Much the way plaintiff’s attorneys sought the flow charts and computer programs that underpinned the insurance adjuster’s decision-making process when that work was done by hand, lawyers will likely now begin seeking access to the underlying algorithms and training materials that were used to develop the AI, lawyers said.
Senoff said accessing the information will likely face its own hurdles, with carriers arguing the information is proprietary. But, even with the access, complications are bound to arise, Senoff said.
“You’re going to get this crazy algorithm and then you’re going to have to figure out, what does it mean,” Senoff said. “Now in addition to medical experts, you’re going to need computer experts to decipher the algorithm.”
Shay offered similar sentiments, saying that, since juries and judges may need to begin wading into the reasonableness of the decision underlying the claims denial, the evaluations processes themselves will eventually need to be evaluated.
“It almost could turn bad faith into a battle of the tech and algorithm experts,” he said, giving this hypothetical argument: “Here’s what [the AI] didn’t consider, so was it reasonable to rely on AI if you knew this particular thing wasn’t being considered?”
Bad-faith litigator Wes Payne of White and Williams said the carriers he works with understand that there needs to be human interaction when it comes to the evaluation process, and failing to that could expose a carrier to bad faith claims.
“Before you make a decision, there’s got to be some human with experience going either ‘yea’ or ‘nay,’” Payne said. “Most aren’t really trying to use it that way at this point in time. As it develops, maybe they will, but right now nobody’s really willing to bet the company on AI.”
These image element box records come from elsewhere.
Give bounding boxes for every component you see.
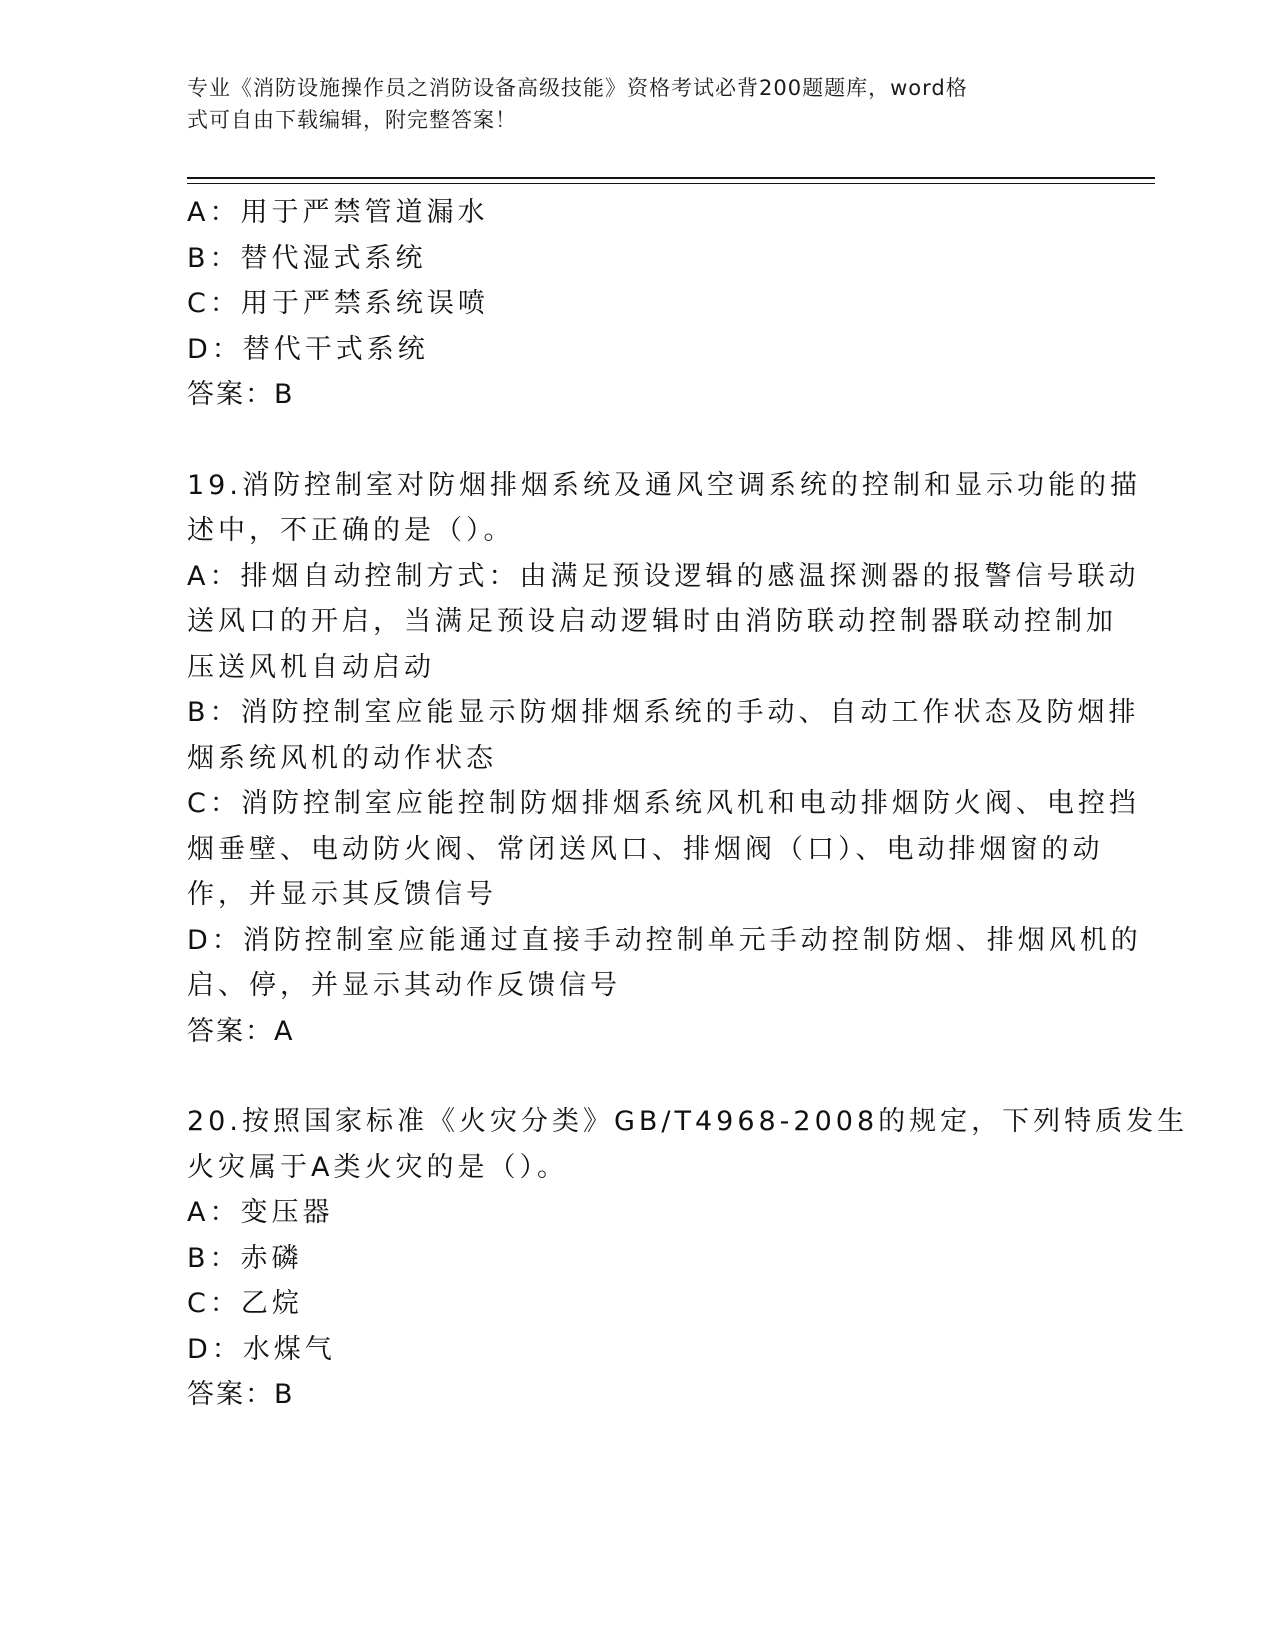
option-c: C：消防控制室应能控制防烟排烟系统风机和电动排烟防火阀、电控挡 xyxy=(187,788,1140,819)
option-c-cont: 作，并显示其反馈信号 xyxy=(187,879,497,910)
answer-line: 答案：A xyxy=(187,1015,295,1047)
question-stem: 20.按照国家标准《火灾分类》GB/T4968-2008的规定，下列特质发生 xyxy=(187,1106,1189,1137)
option-d-cont: 启、停，并显示其动作反馈信号 xyxy=(187,970,621,1001)
spacer xyxy=(187,418,1087,463)
option-b: B：赤磷 xyxy=(187,1242,303,1274)
question-20-block xyxy=(187,1099,1189,1418)
answer-line: 答案：B xyxy=(187,1379,295,1410)
option-c-cont: 烟垂壁、电动防火阀、常闭送风口、排烟阀（口）、电动排烟窗的动 xyxy=(187,833,1104,865)
option-a-cont: 送风口的开启，当满足预设启动逻辑时由消防联动控制器联动控制加 xyxy=(187,606,1117,637)
question-content xyxy=(187,190,1189,1418)
answer-line: 答案：B xyxy=(187,379,295,410)
option-a: A：排烟自动控制方式：由满足预设逻辑的感温探测器的报警信号联动 xyxy=(187,560,1140,592)
question-19-block xyxy=(187,463,1142,1055)
header-divider-thick xyxy=(187,177,1155,179)
option-a: A：用于严禁管道漏水 xyxy=(187,197,489,228)
option-d: D：消防控制室应能通过直接手动控制单元手动控制防烟、排烟风机的 xyxy=(187,924,1142,956)
question-18-block xyxy=(187,190,1087,418)
option-b-cont: 烟系统风机的动作状态 xyxy=(187,742,497,774)
option-b: B：替代湿式系统 xyxy=(187,242,427,274)
question-stem: 19.消防控制室对防烟排烟系统及通风空调系统的控制和显示功能的描 xyxy=(187,469,1141,501)
option-c: C：用于严禁系统误喷 xyxy=(187,288,489,319)
option-d: D：替代干式系统 xyxy=(187,333,429,365)
question-stem: 述中，不正确的是（）。 xyxy=(187,515,515,546)
header-divider-thin xyxy=(187,183,1155,184)
option-d: D：水煤气 xyxy=(187,1333,336,1365)
header-line-1: 专业《消防设施操作员之消防设备高级技能》资格考试必背200题题库，word格 xyxy=(187,76,968,100)
question-stem: 火灾属于A类火灾的是（）。 xyxy=(187,1151,568,1183)
document-header xyxy=(187,72,1067,136)
spacer xyxy=(187,1054,1087,1099)
option-a: A：变压器 xyxy=(187,1197,334,1228)
option-b: B：消防控制室应能显示防烟排烟系统的手动、自动工作状态及防烟排 xyxy=(187,697,1140,728)
header-line-2: 式可自由下载编辑，附完整答案！ xyxy=(187,108,517,132)
option-a-cont: 压送风机自动启动 xyxy=(187,651,435,683)
option-c: C：乙烷 xyxy=(187,1288,303,1319)
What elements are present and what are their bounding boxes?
Pennslyvania’s AI legislation
In Pennslyvania, Venkat is expected to introduce legislation that will require carriers to disclose when AI is used for evaluating health insurance claims. It will also require carriers to define the algorithms being used so they can be subjected to the current laws and regulations, and to require specialized health care professionals to review all claims that were initially reviewed by AI.
In a news release announcing the proposal, Venkat cited a ProPublica article that said Cigna denied more than 300,000 claims where the employees only reviewed the cases for about 1.2 seconds each.
“With professionals spending approximately 1.2 seconds on a case and subsequently issuing rapid denials based on algorithmic decision-making, individuals may receive unexpected bills for medically necessary treatments. It is time to regulate AI in health insurance claims processes that may only accelerate such dangerous abdication of claims review responsibilities,” Venkat said.
In response to the ProPublica report, Cigna said the publication’s characterization was “incomplete,” and that the review system was created to “accelerate payment of claims for certain routine screenings,” which allows the company to “automatically approve claims when they are submitted with correct diagnosis codes.”
A spokesperson with Venkat’s office confirmed that the proposed legislation would strictly cover the health insurance sector.
A spokeswoman for the Pennsylvania Department of Insurance said state regulators are continuing to study the use of AI in the life and health insurance markets.
“Insurance regulators are in the beginning stages of developing guidance that is specific to AI through the National Association of Insurance Commissioners,” Lindsay Bracale, communications director for the department, said. “Insurers, whether they use AI or not, are required to comply with all applicable insurance laws and regulations in Pennsylvania.”